By Ken Roy
Posted on 2023-03-01
After 40 years of teaching chemistry, a high school science teacher decided to retire at the end of the academic year. Eventually, a young first-year chemistry-certified teacher was hired. About two weeks before school started, the excited new chemistry teacher was examining all the cabinets, drawers, and other storage areas in her assigned chemistry lab. Much to her surprise, she discovered two large cabinets in the back of the laboratory filled with a myriad of what seemed to be old chemical bottles. There were no dates on about 40 of the chemical containers, and some had decomposing labels along with crystals growing on the caps.
Not knowing what protocol to follow for each chemical, the new teacher contacted the science chairperson. The supervisor told the new teacher not to touch any of the chemicals and contacted a chemical waste removal company. Within one week, the company came, submitted the manifest along with the agreed-upon quote, and initiated the removal of all the hazardous chemicals found in the laboratory. In addition, the local fire marshal was called in, along with a hazmat team, to remove several bottles of picric acid, a known peroxide builder and potential explosive.
A few days later, the head of security contacted the science supervisor and shared a recording of a camera stationed on the high school soccer field. Evidently the chemical contractor decided the field would be ideal to unload many of the chemicals removed from the chemistry lab. Legal action was threatened by the school district after sharing the recording, and the contractor decided it would be best to clean up the chemicals from the soccer field and place them in the originally agreed-upon location.
This situation actually happened in a school district and is just one example of a “cradle to grave” safety issue that started even before procurement of the hazardous chemicals. How could all of this have been avoided?

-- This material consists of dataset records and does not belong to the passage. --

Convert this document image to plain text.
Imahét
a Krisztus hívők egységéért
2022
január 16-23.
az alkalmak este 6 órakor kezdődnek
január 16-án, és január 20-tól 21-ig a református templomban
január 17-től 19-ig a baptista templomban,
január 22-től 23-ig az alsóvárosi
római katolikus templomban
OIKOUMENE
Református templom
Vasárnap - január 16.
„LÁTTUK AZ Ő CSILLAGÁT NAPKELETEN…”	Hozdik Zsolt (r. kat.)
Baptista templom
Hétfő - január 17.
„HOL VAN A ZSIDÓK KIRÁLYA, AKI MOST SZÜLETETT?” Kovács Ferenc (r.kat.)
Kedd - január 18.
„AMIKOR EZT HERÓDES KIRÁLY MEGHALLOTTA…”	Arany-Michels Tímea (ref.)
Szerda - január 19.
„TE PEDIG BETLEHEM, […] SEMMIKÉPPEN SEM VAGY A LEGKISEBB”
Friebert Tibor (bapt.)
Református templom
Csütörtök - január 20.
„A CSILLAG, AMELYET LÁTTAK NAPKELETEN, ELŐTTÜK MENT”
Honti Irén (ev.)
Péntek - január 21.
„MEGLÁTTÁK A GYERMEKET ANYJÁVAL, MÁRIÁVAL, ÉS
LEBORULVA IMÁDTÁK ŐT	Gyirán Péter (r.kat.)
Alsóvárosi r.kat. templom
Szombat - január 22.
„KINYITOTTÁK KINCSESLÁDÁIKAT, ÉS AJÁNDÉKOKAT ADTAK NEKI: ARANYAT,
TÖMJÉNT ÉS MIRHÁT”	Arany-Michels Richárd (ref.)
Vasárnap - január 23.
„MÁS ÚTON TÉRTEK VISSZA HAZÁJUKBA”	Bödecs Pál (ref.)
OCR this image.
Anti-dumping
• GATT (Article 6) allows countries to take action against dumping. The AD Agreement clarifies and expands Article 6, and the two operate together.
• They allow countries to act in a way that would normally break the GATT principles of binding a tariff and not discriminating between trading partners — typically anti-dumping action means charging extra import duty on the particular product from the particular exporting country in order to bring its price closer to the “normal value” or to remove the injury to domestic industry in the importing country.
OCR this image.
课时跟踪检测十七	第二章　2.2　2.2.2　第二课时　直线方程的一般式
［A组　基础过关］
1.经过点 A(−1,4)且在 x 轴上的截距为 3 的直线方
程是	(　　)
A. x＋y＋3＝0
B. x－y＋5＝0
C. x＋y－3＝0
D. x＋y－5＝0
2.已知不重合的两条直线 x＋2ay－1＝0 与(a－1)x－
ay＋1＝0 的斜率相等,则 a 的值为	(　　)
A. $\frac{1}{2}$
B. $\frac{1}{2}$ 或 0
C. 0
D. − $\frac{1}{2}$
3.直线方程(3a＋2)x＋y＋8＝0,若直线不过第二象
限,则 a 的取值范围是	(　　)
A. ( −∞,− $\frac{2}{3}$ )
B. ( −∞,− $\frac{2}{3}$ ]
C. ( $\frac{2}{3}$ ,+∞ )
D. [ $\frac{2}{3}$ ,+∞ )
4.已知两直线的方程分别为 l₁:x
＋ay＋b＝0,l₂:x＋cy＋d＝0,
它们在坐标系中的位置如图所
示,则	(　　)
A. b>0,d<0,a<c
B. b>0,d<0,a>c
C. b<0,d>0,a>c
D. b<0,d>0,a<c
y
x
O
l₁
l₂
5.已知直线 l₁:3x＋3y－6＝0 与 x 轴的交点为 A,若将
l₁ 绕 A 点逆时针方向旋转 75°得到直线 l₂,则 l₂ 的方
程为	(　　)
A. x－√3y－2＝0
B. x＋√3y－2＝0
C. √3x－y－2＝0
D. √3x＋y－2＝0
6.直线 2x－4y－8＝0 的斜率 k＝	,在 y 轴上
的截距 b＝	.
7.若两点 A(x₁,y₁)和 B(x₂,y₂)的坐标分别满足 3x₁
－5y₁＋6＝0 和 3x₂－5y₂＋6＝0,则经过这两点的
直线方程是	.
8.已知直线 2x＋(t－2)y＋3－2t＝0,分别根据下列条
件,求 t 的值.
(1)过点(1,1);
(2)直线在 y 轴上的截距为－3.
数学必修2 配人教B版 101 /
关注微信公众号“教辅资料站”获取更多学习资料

There are a number of issues and checks and balances that must be addressed before hazardous chemicals are ordered.
For the purposes of this blog post, hazardous chemicals are defined by the Occupational Safety and Health Administration (OSHA) Hazard Classification Guidance (OSHA 3844-02 2016; https://www.osha.gov/sites/default/files/publications/OSHA3844.pdf) order. Better professional safety practices and legal safety standards characterize procurement protocols for hazardous chemicals. Before beginning the procurement process, consider the instructions in this list.
A. Develop a list of “approved chemicals” that the school district science teachers are allowed to purchase.
B. Develop a review and approval process for securing additional chemicals to the existing list of approved chemicals. Include both the Chemical Hygiene Officer for the building and the science/STEM supervisor in the approval process.
C. Determine the amounts of each hazardous chemical on the list that are allowed to be procured.
D. Determine the amount of appropriate space available to store the hazardous chemicals. This will limit the amount that can be procured.
E. Make sure there is an active inventory of existing hazardous chemicals that reflects not only the name and type of chemical, but also the current quantities available, along with locations.
F. Develop a receiving process linked with the inventory system so it can be updated in actual time.
G. Develop a standardized hazardous chemical order request and approval form.
H. Have a shared documentation system for all procurement processes made available to all science/STEM faculty who need access to it.
I. Never accept chemical donations from any source. This includes donations of chemicals, glassware, experimental tools (i.e., spatulas), or anything that may have been used previously in an experiment.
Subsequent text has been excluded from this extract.